We describe a rare North American case of EMPD in an elderly white woman characterized by an unusually large size of the primary vulvar lesion. The primary lesion was not associated with synchronous or metachronous neoplasm and demonstrated a positive response to electron beam radiotherapy as monotherapy.

Literature review did not identify prior use of radiotherapy (and electron beam radiotherapy in particular) to treat lesions of this size.2 Despite a recent Cochrane review3 citing insufficient evidence to direct a given therapy for EMPD, surgical excision has largely been accepted as the treatment of choice. However, owing to the multifocal nature of the disease and margin irregularity, even wide local excision results in positive margins at a rate of between 40% and 75%.4 Furthermore, many elderly patients may be unwilling or unable to tolerate an extensive surgery given the risk of functional impairment and cosmetic disfigurement. In these common scenarios, we aim to underscore our positive experience with electron beam radiotherapy.
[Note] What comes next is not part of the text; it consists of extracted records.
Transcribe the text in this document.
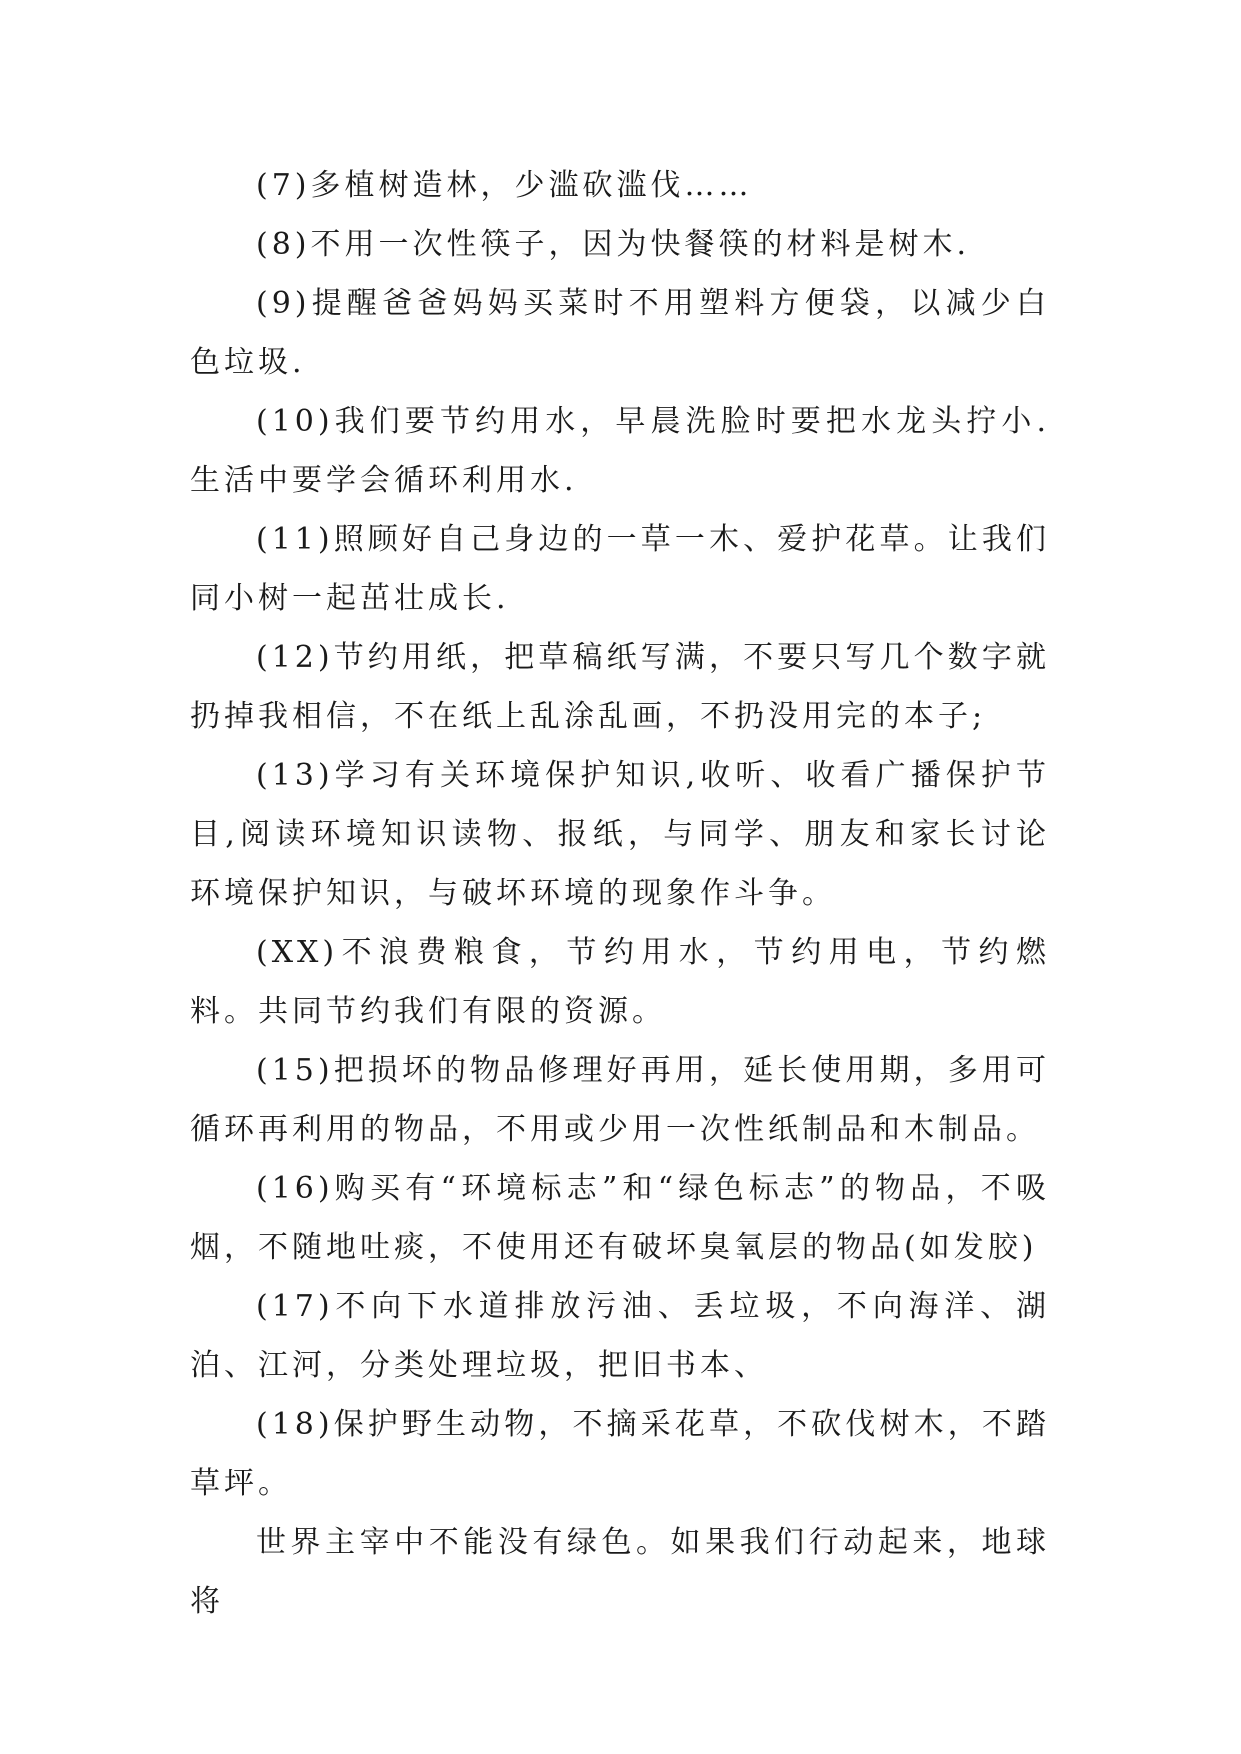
(7)多植树造林，少滥砍滥伐……

(8)不用一次性筷子，因为快餐筷的材料是树木.

(9)提醒爸爸妈妈买菜时不用塑料方便袋，以减少白色垃圾.

(10)我们要节约用水，早晨洗脸时要把水龙头拧小.生活中要学会循环利用水.

(11)照顾好自己身边的一草一木、爱护花草。让我们同小树一起茁壮成长.

(12)节约用纸，把草稿纸写满，不要只写几个数字就扔掉我相信，不在纸上乱涂乱画，不扔没用完的本子;

(13)学习有关环境保护知识,收听、收看广播保护节目,阅读环境知识读物、报纸，与同学、朋友和家长讨论环境保护知识，与破坏环境的现象作斗争。

(XX)不浪费粮食，节约用水，节约用电，节约燃料。共同节约我们有限的资源。

(15)把损坏的物品修理好再用，延长使用期，多用可循环再利用的物品，不用或少用一次性纸制品和木制品。

(16)购买有“环境标志”和“绿色标志”的物品，不吸烟，不随地吐痰，不使用还有破坏臭氧层的物品(如发胶)

(17)不向下水道排放污油、丢垃圾，不向海洋、湖泊、江河，分类处理垃圾，把旧书本、

(18)保护野生动物，不摘采花草，不砍伐树木，不踏草坪。

世界主宰中不能没有绿色。如果我们行动起来，地球将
Several reasons point to why radiotherapy may be an ideal modality to treat extensive lesions such as the one in our patient. As mentioned above, the multicentric biology underlying EMPD can result in treatment challenges that may be overcome with a more widely targetable local therapy. Additionally, local irradiation was recently found to have systemic antitumor immune effects via enhanced expression of MHC class I, local dendritic cell priming, and upregulation of proimmunologic cell signaling.5 Thus, radiation may be appropriate in more extensive lesions with greater risk of invasion, given that immunosuppressive tumor microenvironements in EMPD have been directly linked to more extensive cases of vulvar EMPD and disease recurrence.6

Although some reports detail treatment efficacy with radiotherapy as an adjunct to surgery, fewer reports detail the use of primary radiotherapy for EMPD. Of those reports, standard orthovoltage x-ray therapy2 is most often cited, with still fewer reports describing therapeutic efficacy of electron beam radiotherapy alone.
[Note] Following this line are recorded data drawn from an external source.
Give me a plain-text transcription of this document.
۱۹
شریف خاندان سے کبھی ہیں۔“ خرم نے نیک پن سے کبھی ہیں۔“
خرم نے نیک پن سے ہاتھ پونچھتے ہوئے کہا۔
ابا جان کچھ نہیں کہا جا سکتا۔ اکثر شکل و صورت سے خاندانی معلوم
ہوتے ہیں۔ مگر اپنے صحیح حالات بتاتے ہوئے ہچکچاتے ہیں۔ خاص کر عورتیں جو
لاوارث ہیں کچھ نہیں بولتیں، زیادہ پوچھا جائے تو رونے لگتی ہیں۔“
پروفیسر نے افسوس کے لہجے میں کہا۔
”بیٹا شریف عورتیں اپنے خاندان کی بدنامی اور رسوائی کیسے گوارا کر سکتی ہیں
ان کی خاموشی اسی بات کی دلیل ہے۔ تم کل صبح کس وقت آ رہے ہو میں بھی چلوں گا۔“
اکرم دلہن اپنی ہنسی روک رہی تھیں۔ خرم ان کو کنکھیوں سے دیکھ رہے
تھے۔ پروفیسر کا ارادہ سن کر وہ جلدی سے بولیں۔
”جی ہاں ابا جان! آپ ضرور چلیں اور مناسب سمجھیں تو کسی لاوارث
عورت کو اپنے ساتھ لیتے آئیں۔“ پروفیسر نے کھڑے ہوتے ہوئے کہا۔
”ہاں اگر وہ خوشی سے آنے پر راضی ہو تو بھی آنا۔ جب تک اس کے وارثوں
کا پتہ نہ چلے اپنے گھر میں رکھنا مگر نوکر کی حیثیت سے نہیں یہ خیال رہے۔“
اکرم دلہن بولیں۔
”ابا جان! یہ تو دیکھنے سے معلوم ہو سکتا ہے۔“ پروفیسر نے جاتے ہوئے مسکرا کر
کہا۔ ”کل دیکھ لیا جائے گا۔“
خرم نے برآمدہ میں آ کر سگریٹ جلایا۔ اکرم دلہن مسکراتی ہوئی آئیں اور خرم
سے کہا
Electron beam therapy targets superficial tissues while sparing deeper structures, and thus is an appropriate therapy for cutaneous malignancies such as EMPD. Given reports of second malignancies following radiotherapy,7 we favored a therapy that would reduce unnecessary dosing of underlying visceral structures. Electron beam radiation therapy, either alone or as an adjunct to x-ray therapy, is found to result in histopathologic clearance without evidence of any tumor cells on repeat skin biopsies.8 Our report further supports the notion that deeper penetration of ionizing radiation is not required to achieve cure in patients with large lesions that have not infiltrated into the dermis. Similarly, prophylactic pelvic radiation, although effective,9 does not seem to be necessary for in situ disease even when extensive.

With regard to radiation dose, although the optimal dose has yet to be established, doses higher than 5000 cGy have been suggested,7 and we found that 6000 cGy adequately treated the disease without undue toxicity. Our patient demonstrated positive responses, and the treatment was well tolerated. Our patient experienced a durable response to therapy, with no evidence of disease at 12 months of follow-up, consistent with prior reports.7 Furthermore, no early or late grade ≥3 toxicities were appreciated, and the postradiation skin changes experienced by our patient were transient and easily manageable, also consistent with other studies.9

The rarity of EMPD and wide variation among medical specialties diagnosing EMPD have problematized the standardization of treatment and resulted in significant delays in diagnosis and treatment,10 as was the case for our patient. In the absence of randomized data, we hope this case illustrates that the extensive lesions that result may be safely and effectively treated with electron beam radiotherapy.